The sale of EY’s consulting business to French IT services company Capgemini in 2000 was a “value destroying” move, with culture shock and an unexpected economic downturn leading to mass job cuts less than two years after the deal, according to former leaders at both firms.
New attention is being paid to the two-decade-old transaction, due to the revelation that EY has called in investment banks JPMorgan and Goldman Sachs to advise on a possible listing or sale of its consulting business.
Capgemini (then Cap Gemini) purchased the consulting arm of EY in 2000.
The troubled aftermath of the sale offers lessons for EY’s current partners as they contemplate splitting the firm. Veterans of both firms say that the sale in 2000 was hurt by a combination of incompatible corporate cultures, an economic downturn, and shares that unexpectedly lost most of their value while in lock-up.
Looking back, the main winners out of the deal were the EY audit partners who managed to get some payment for the sale of the consulting arm and began rebuilding their consulting businesses after the expiry of a five-year non-competitive clause with Capgemini.
In March 2000, Cap Gemini (now Capgemini) paid $US11 billion for the 18,000-strong Ernst & Young (now EY) consulting business. By January 2002, tumbling sales and profits led to Cap Gemini’s leaders cutting 9 per cent of its 60,000-strong workforce, with many of the highly paid EY partners targeted as part of the exercise.
“It felt very exciting initially for the consulting partners.

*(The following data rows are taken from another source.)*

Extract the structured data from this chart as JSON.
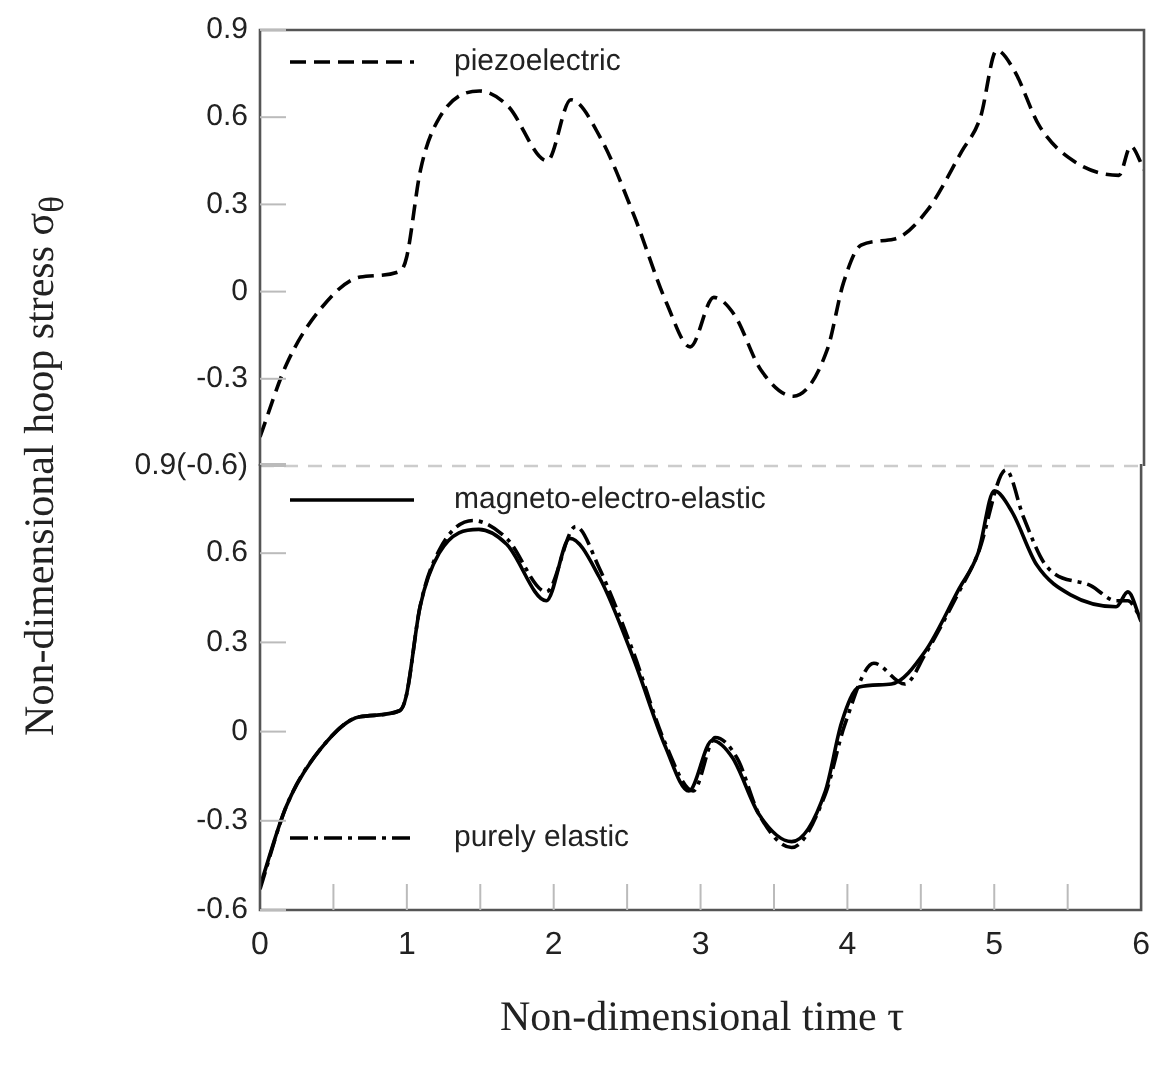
{
  "chart_data": [
    {
      "type": "line",
      "ylabel": "Non-dimensional hoop stress σ$_{θ}$",
      "tick_labels": "y",
      "legend": "top left",
      "xlim": [
        0,
        6
      ],
      "ylim": [
        -0.6,
        0.9
      ],
      "yticks": [
        {
          "value": -0.6,
          "label": "0.9(-0.6)"
        },
        -0.3,
        0,
        0.3,
        0.6,
        0.9
      ],
      "series": [
        {
          "name": "piezoelectric",
          "color": "#000000",
          "line_style": "dashed",
          "x": [
            0,
            0.18,
            0.41,
            0.68,
            0.95,
            0.996,
            1.09,
            1.22,
            1.49,
            1.68,
            1.95,
            2.11,
            2.31,
            2.54,
            2.76,
            2.92,
            3.08,
            3.22,
            3.4,
            3.62,
            3.85,
            3.96,
            4.08,
            4.3,
            4.53,
            4.76,
            4.89,
            5.0,
            5.12,
            5.29,
            5.52,
            5.83,
            5.91,
            6.0
          ],
          "values": [
            -0.5,
            -0.25,
            -0.06,
            0.05,
            0.07,
            0.12,
            0.42,
            0.6,
            0.69,
            0.64,
            0.45,
            0.66,
            0.53,
            0.26,
            -0.04,
            -0.19,
            -0.02,
            -0.08,
            -0.27,
            -0.36,
            -0.2,
            0.03,
            0.16,
            0.18,
            0.28,
            0.48,
            0.6,
            0.83,
            0.76,
            0.57,
            0.45,
            0.4,
            0.5,
            0.42
          ]
        }
      ]
    },
    {
      "type": "line",
      "xlabel": "Non-dimensional time τ",
      "legend": "left",
      "xlim": [
        0,
        6
      ],
      "ylim": [
        -0.6,
        0.9
      ],
      "xticks": [
        0,
        {
          "value": 0.5,
          "label": null
        },
        1,
        {
          "value": 1.5,
          "label": null
        },
        2,
        {
          "value": 2.5,
          "label": null
        },
        3,
        {
          "value": 3.5,
          "label": null
        },
        4,
        {
          "value": 4.5,
          "label": null
        },
        5,
        {
          "value": 5.5,
          "label": null
        },
        6
      ],
      "yticks": [
        -0.6,
        -0.3,
        0,
        0.3,
        0.6,
        {
          "value": 0.9,
          "label": null
        }
      ],
      "series": [
        {
          "name": "magneto-electro-elastic",
          "color": "#000000",
          "line_style": "solid",
          "x": [
            0,
            0.18,
            0.41,
            0.68,
            0.95,
            0.996,
            1.09,
            1.22,
            1.49,
            1.68,
            1.95,
            2.11,
            2.31,
            2.54,
            2.76,
            2.92,
            3.08,
            3.22,
            3.4,
            3.62,
            3.85,
            3.96,
            4.08,
            4.3,
            4.53,
            4.76,
            4.89,
            5.0,
            5.12,
            5.29,
            5.52,
            5.83,
            5.91,
            6.0
          ],
          "values": [
            -0.52,
            -0.25,
            -0.06,
            0.05,
            0.07,
            0.12,
            0.42,
            0.6,
            0.68,
            0.63,
            0.44,
            0.65,
            0.52,
            0.25,
            -0.05,
            -0.2,
            -0.03,
            -0.09,
            -0.28,
            -0.37,
            -0.2,
            0.03,
            0.15,
            0.16,
            0.27,
            0.48,
            0.6,
            0.81,
            0.74,
            0.56,
            0.46,
            0.42,
            0.47,
            0.37
          ]
        },
        {
          "name": "purely elastic",
          "color": "#000000",
          "line_style": "dashdot",
          "x": [
            0,
            0.18,
            0.41,
            0.68,
            0.95,
            0.996,
            1.09,
            1.22,
            1.45,
            1.68,
            1.95,
            2.15,
            2.31,
            2.54,
            2.76,
            2.95,
            3.1,
            3.25,
            3.4,
            3.62,
            3.85,
            3.98,
            4.18,
            4.39,
            4.53,
            4.76,
            4.89,
            5.08,
            5.2,
            5.35,
            5.66,
            5.83,
            5.91,
            6.0
          ],
          "values": [
            -0.53,
            -0.25,
            -0.06,
            0.05,
            0.07,
            0.12,
            0.42,
            0.61,
            0.71,
            0.65,
            0.47,
            0.69,
            0.55,
            0.27,
            -0.04,
            -0.2,
            -0.02,
            -0.09,
            -0.28,
            -0.39,
            -0.21,
            0.02,
            0.23,
            0.16,
            0.26,
            0.47,
            0.6,
            0.88,
            0.72,
            0.56,
            0.49,
            0.44,
            0.44,
            0.38
          ]
        }
      ]
    }
  ]
}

It would be a brave new world, we would make lots of money, everything was good,” said Andrew Keene, a partner at EY who moved to Cap Gemini as part of the deal.
“It soured quite quickly. Cap Gemini was a French-run corporate where decisions were made far away, plus you had the dotcom downturn.”
An article from the Information section of January 3, 2002, edition of The Australian Financial Review.
An article, “Cap Gemini cuts staff after merger flop” from the January 3, 2002, edition of The Australian Financial Review stated that “the honeymoon was brief” for the combined co-operation.
“Profits at Cap Gemini Ernst & Young are set to fall by more than half this year, to $US154 million on sales of $US8.1 billion, as the firm’s clients slash tech spending in the face of a global economic slowdown,” the article stated.
The organisation had already “slashed 9 per cent of its 60,000-strong workforce” and was about to embark on a “new round of 2500 lay-offs and other cost-saving measures”.
Mr Keene said the French company had a “focus on quarterly results and they realised the quickest way to save money was to fire the overpaid EY partners”.
“The problem was they were the people who were generating the business. The EY partners were the guys bringing the business in and when they got rid of us they got rid of their business development [sales] people.”
Another former EY and Capgemini partner said the deal had been “value destroying” for the shareholders in the French company.
The former partner said the French company was very transaction-based, while the EY consultants were relationship-based professionals with contacts across the corporate landscape. He did not want to be named for fear of upsetting his previous colleagues.
Former EY partners also spoke about how the payday from the sale was hurt because they were paid in Capgemini shares.
At the time, EY partners received a set number of shares determined by their rank within the firm, with senior partners receiving parcels worth millions of dollars.
However, the terms of the deal dictated that only a portion could be sold when the deal was struck, with the remaining unable to be sold for more than four years.
By the time that lock-up period ended, the remaining shares had lost about 80 per cent of their value, the former partners said.
The then audit-only EY quickly rebuilt its consulting arm once the non-compete clause ended.
In a Financial Review article from 2018, an EY senior partner described how the local arm of the firm had already built up a consulting business of 150 partners and staff.
“Re-entry to this market really happened in 2006, when we established a small team of partners … our approach is to offer a higher level of advice from seasoned professionals, rather than improvising bodies for assignments.”